This is the second in a series of summer blog posts on obstacles to and opportunities for inclusion. Subsequent posts will focus on political and religious beliefs, and economic inequality. Previous post is here.
Wesleyan began an experiment with co-education in the late 19th century that lasted until 1912. At that time, alumni groups put pressure on the administration to return to the status quo embraced by the all-male schools with which the university compared itself. In reaction, a more adventurous group of alumni joined to help found Connecticut College as an institution for the education of women.

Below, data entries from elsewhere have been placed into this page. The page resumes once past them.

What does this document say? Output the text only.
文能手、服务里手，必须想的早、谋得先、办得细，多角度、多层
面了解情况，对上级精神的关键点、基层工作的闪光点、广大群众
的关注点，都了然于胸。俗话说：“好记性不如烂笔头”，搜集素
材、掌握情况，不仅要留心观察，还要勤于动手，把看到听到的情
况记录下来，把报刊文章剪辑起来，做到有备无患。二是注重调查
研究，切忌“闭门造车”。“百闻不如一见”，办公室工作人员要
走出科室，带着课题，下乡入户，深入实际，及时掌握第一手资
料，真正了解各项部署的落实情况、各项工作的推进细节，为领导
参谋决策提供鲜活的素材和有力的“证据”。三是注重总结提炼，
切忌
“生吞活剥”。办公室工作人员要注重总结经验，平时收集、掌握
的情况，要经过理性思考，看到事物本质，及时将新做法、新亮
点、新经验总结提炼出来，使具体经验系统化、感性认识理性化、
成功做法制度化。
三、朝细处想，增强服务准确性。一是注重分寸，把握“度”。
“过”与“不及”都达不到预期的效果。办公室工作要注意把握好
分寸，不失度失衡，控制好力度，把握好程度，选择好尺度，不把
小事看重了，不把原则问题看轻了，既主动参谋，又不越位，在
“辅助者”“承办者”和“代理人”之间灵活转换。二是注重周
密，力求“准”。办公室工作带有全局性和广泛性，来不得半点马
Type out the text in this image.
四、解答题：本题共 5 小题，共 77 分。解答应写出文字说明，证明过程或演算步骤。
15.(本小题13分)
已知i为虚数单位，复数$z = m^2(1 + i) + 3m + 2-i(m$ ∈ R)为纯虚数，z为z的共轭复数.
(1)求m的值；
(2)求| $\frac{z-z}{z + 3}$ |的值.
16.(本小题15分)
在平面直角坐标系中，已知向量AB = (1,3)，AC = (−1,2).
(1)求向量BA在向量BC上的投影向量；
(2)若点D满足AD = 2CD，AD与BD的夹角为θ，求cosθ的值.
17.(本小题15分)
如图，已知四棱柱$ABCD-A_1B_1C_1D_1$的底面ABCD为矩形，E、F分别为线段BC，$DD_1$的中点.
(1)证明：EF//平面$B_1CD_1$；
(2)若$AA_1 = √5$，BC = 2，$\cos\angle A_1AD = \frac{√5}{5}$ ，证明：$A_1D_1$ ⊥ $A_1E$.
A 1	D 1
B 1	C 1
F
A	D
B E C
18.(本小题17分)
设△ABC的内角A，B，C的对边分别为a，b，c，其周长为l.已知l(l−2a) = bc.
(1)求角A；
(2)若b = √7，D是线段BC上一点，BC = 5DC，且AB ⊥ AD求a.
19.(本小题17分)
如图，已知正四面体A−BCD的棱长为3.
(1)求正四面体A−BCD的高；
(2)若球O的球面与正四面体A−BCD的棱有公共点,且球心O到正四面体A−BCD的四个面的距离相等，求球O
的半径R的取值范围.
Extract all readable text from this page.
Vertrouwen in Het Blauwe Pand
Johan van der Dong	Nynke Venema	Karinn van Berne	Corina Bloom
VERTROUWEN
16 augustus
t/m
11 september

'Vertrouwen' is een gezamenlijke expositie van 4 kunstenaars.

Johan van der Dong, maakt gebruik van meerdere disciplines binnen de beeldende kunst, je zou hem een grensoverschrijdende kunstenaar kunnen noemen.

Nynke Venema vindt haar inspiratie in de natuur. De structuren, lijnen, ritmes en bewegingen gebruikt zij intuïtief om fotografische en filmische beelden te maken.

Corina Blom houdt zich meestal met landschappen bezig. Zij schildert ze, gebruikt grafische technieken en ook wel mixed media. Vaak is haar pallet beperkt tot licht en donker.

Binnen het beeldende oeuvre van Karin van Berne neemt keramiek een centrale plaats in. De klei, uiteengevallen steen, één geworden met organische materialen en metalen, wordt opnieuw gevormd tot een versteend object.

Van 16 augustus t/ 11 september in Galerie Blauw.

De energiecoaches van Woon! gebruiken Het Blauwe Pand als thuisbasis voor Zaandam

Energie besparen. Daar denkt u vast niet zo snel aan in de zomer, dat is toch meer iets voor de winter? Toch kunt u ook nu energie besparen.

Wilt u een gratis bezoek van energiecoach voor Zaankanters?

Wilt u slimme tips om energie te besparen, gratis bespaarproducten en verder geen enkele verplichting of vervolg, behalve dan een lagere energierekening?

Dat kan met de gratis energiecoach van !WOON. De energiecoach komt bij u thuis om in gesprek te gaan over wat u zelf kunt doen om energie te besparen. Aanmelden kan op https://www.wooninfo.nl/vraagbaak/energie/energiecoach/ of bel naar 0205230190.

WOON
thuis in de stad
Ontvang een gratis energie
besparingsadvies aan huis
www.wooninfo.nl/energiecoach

In 1968, at a time when many schools were considering co-education, Wesleyan began admitting women as transfer and exchange students and two years later admitted first-year female students for the first time since 1909. I began as a freshman in the fall of 1975, shortly after those students had graduated. By then, in just those few years, co-education had made great strides, so much so that I wasn’t aware of how recently women had become part of campus culture. Looking back, many of my women friends were doubtless more aware than I of the barriers to inclusion that still existed for female students – and for students of color, and gay, lesbian and trans students. There was certainly an active feminist movement on campus, but (as I recall) the primary focus was on global issues of patriarchy with some activists taking on local issues of campus discrimination and sexual harassment.

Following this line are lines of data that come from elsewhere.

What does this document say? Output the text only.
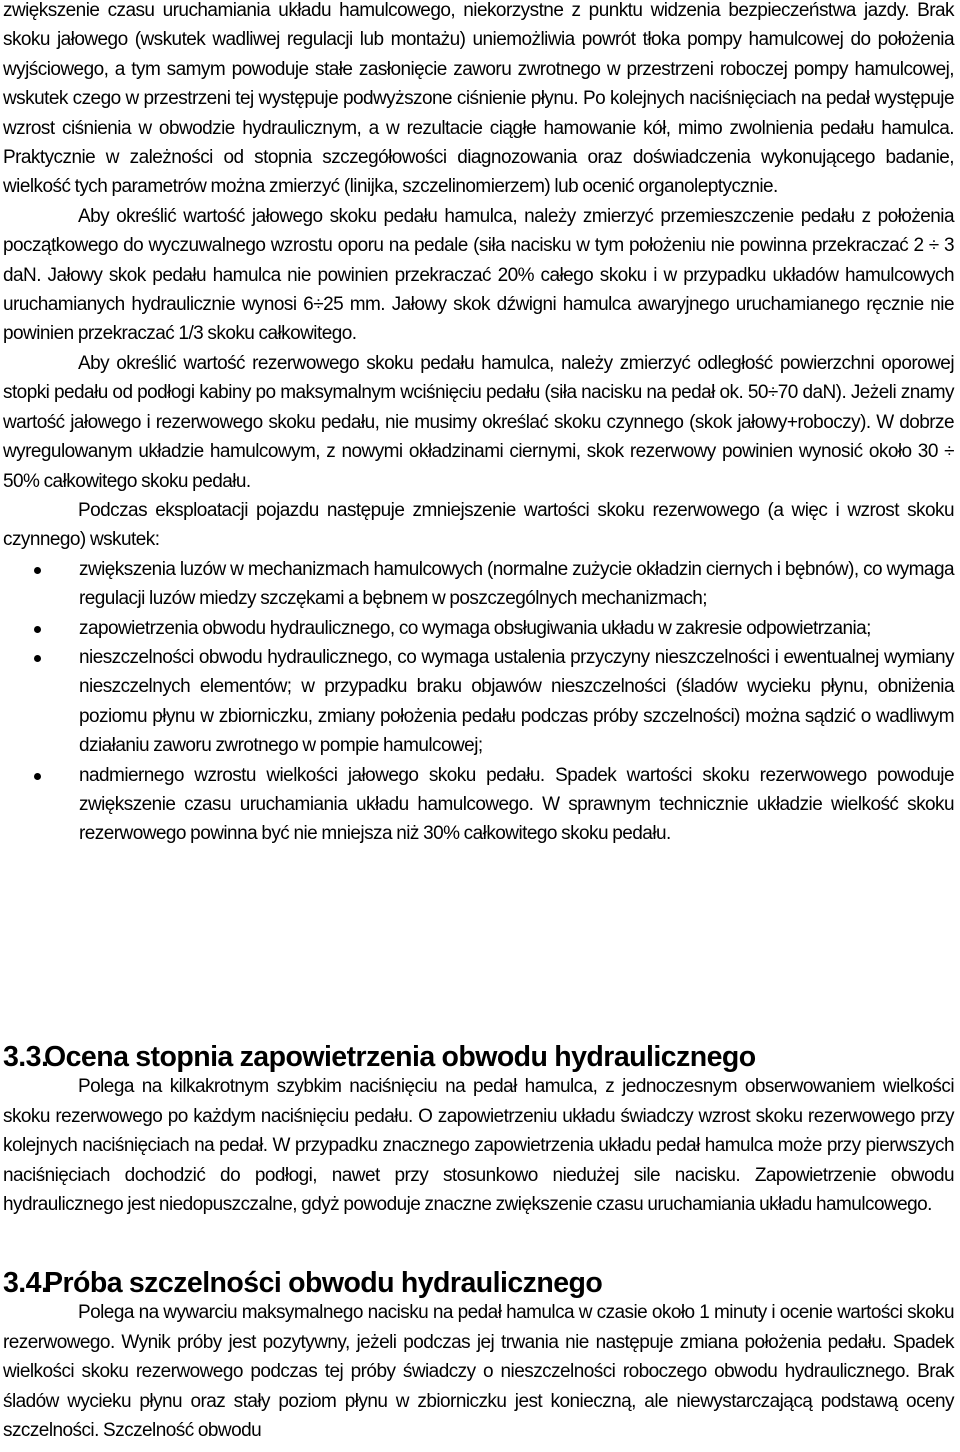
zwiększenie czasu uruchamiania układu hamulcowego, niekorzystne z punktu widzenia bezpieczeństwa jazdy. Brak skoku jałowego (wskutek wadliwej regulacji lub montażu) uniemożliwia powrót tłoka pompy hamulcowej do położenia wyjściowego, a tym samym powoduje stałe zasłonięcie zaworu zwrotnego w przestrzeni roboczej pompy hamulcowej, wskutek czego w przestrzeni tej występuje podwyższone ciśnienie płynu. Po kolejnych naciśnięciach na pedał występuje wzrost ciśnienia w obwodzie hydraulicznym, a w rezultacie ciągłe hamowanie kół, mimo zwolnienia pedału hamulca. Praktycznie w zależności od stopnia szczegółowości diagnozowania oraz doświadczenia wykonującego badanie, wielkość tych parametrów można zmierzyć (linijka, szczelinomierzem) lub ocenić organoleptycznie.

Aby określić wartość jałowego skoku pedału hamulca, należy zmierzyć przemieszczenie pedału z położenia początkowego do wyczuwalnego wzrostu oporu na pedale (siła nacisku w tym położeniu nie powinna przekraczać 2 ÷ 3 daN. Jałowy skok pedału hamulca nie powinien przekraczać 20% całego skoku i w przypadku układów hamulcowych uruchamianych hydraulicznie wynosi 6÷25 mm. Jałowy skok dźwigni hamulca awaryjnego uruchamianego ręcznie nie powinien przekraczać 1/3 skoku całkowitego.

Aby określić wartość rezerwowego skoku pedału hamulca, należy zmierzyć odległość powierzchni oporowej stopki pedału od podłogi kabiny po maksymalnym wciśnięciu pedału (siła nacisku na pedał ok. 50÷70 daN). Jeżeli znamy wartość jałowego i rezerwowego skoku pedału, nie musimy określać skoku czynnego (skok jałowy+roboczy). W dobrze wyregulowanym układzie hamulcowym, z nowymi okładzinami ciernymi, skok rezerwowy powinien wynosić około 30 ÷ 50% całkowitego skoku pedału.

Podczas eksploatacji pojazdu następuje zmniejszenie wartości skoku rezerwowego (a więc i wzrost skoku czynnego) wskutek:

zwiększenia luzów w mechanizmach hamulcowych (normalne zużycie okładzin ciernych i bębnów), co wymaga regulacji luzów miedzy szczękami a bębnem w poszczególnych mechanizmach;
zapowietrzenia obwodu hydraulicznego, co wymaga obsługiwania układu w zakresie odpowietrzania;
nieszczelności obwodu hydraulicznego, co wymaga ustalenia przyczyny nieszczelności i ewentualnej wymiany nieszczelnych elementów; w przypadku braku objawów nieszczelności (śladów wycieku płynu, obniżenia poziomu płynu w zbiorniczku, zmiany położenia pedału podczas próby szczelności) można sądzić o wadliwym działaniu zaworu zwrotnego w pompie hamulcowej;
nadmiernego wzrostu wielkości jałowego skoku pedału. Spadek wartości skoku rezerwowego powoduje zwiększenie czasu uruchamiania układu hamulcowego. W sprawnym technicznie układzie wielkość skoku rezerwowego powinna być nie mniejsza niż 30% całkowitego skoku pedału.
3.3.Ocena stopnia zapowietrzenia obwodu hydraulicznego

Polega na kilkakrotnym szybkim naciśnięciu na pedał hamulca, z jednoczesnym obserwowaniem wielkości skoku rezerwowego po każdym naciśnięciu pedału. O zapowietrzeniu układu świadczy wzrost skoku rezerwowego przy kolejnych naciśnięciach na pedał. W przypadku znacznego zapowietrzenia układu pedał hamulca może przy pierwszych naciśnięciach dochodzić do podłogi, nawet przy stosunkowo niedużej sile nacisku. Zapowietrzenie obwodu hydraulicznego jest niedopuszczalne, gdyż powoduje znaczne zwiększenie czasu uruchamiania układu hamulcowego.

3.4.Próba szczelności obwodu hydraulicznego

Polega na wywarciu maksymalnego nacisku na pedał hamulca w czasie około 1 minuty i ocenie wartości skoku rezerwowego. Wynik próby jest pozytywny, jeżeli podczas jej trwania nie następuje zmiana położenia pedału. Spadek wielkości skoku rezerwowego podczas tej próby świadczy o nieszczelności roboczego obwodu hydraulicznego. Brak śladów wycieku płynu oraz stały poziom płynu w zbiorniczku jest konieczną, ale niewystarczającą podstawą oceny szczelności. Szczelność obwodu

In recent years there has been a resurgence of efforts on college campuses to eradicate discrimination on the basis of any identity affiliation – be it race, gender, or sexual orientation. Furthermore, students have rightly insisted that the curriculum become more inclusive so that issues related to under-represented groups are reflected in more of the courses we teach. As a teacher and as a university president, I see how this has broadened our work in a wide variety of fields. Sometimes the challenges of curricular inclusion are substantial as we move resources from some traditional areas to newer ones – it’s economically irresponsible just to keep adding things without trimming. The discussions around these topics, although sometimes challenging, have led to a broadening of what we mean by liberal education.
Over the last few years there has been increasing awareness that the oldest barrier to gender inclusion, violence, is still a major issue on American university campuses. Gay, lesbian and trans students are often vulnerable to attack – from the subtle to the most extreme. Violence against women, especially rape, has rightly become a major issue for educators who want their campuses to be safe places at which all students can experience the freedom of a transformative education. Although at Wesleyan there are usually only a handful of reports of sexual violence each year, each one is extremely painful and leaves a scar on the individual and on the community. Furthermore, we know how under-reported these crimes are across the country in general and on college campuses in particular. We have convened task forces and worked together to make it easier to report these incidents and to be confident in the process that would bring alleged assailants to a fair, effective judicial process. Dean Mike Whaley (VP for Student Affairs) and team will be issuing an annual report, as they regularly do, detailing our most recent changes in this regard before the beginning of the school year.
Violence of any kind has no place on our campus, and sexual violence is particularly pernicious in that it plays on social stereotypes and traditions of exclusion. We applaud groups active across the country, like Know Your IX, which are calling on students to stand up for their right to study in environments free from discrimination, harassment and violence. This work is perfectly in accord with our mission to promote progressive liberal arts education for all.
Wesleyan’s history with co-education has gone through different stages. Our experiment in the late 19th and early 20th century was truncated, but it did plant seeds that would be harvested later on. The women who came to campus from the late 1960s on have worked to create an educational environment free from discrimination. There have been moments of pain and frustration, but we are dedicated to continuing the progress toward genuine inclusion.
We honor that history and extend it as we take on with renewed energy the project to eradicate sexual and gender violence from our university. We do so not because of political correctness or issues of liability. We do so because freedom from gender and sexual violence is essential to our mission as a community of learning.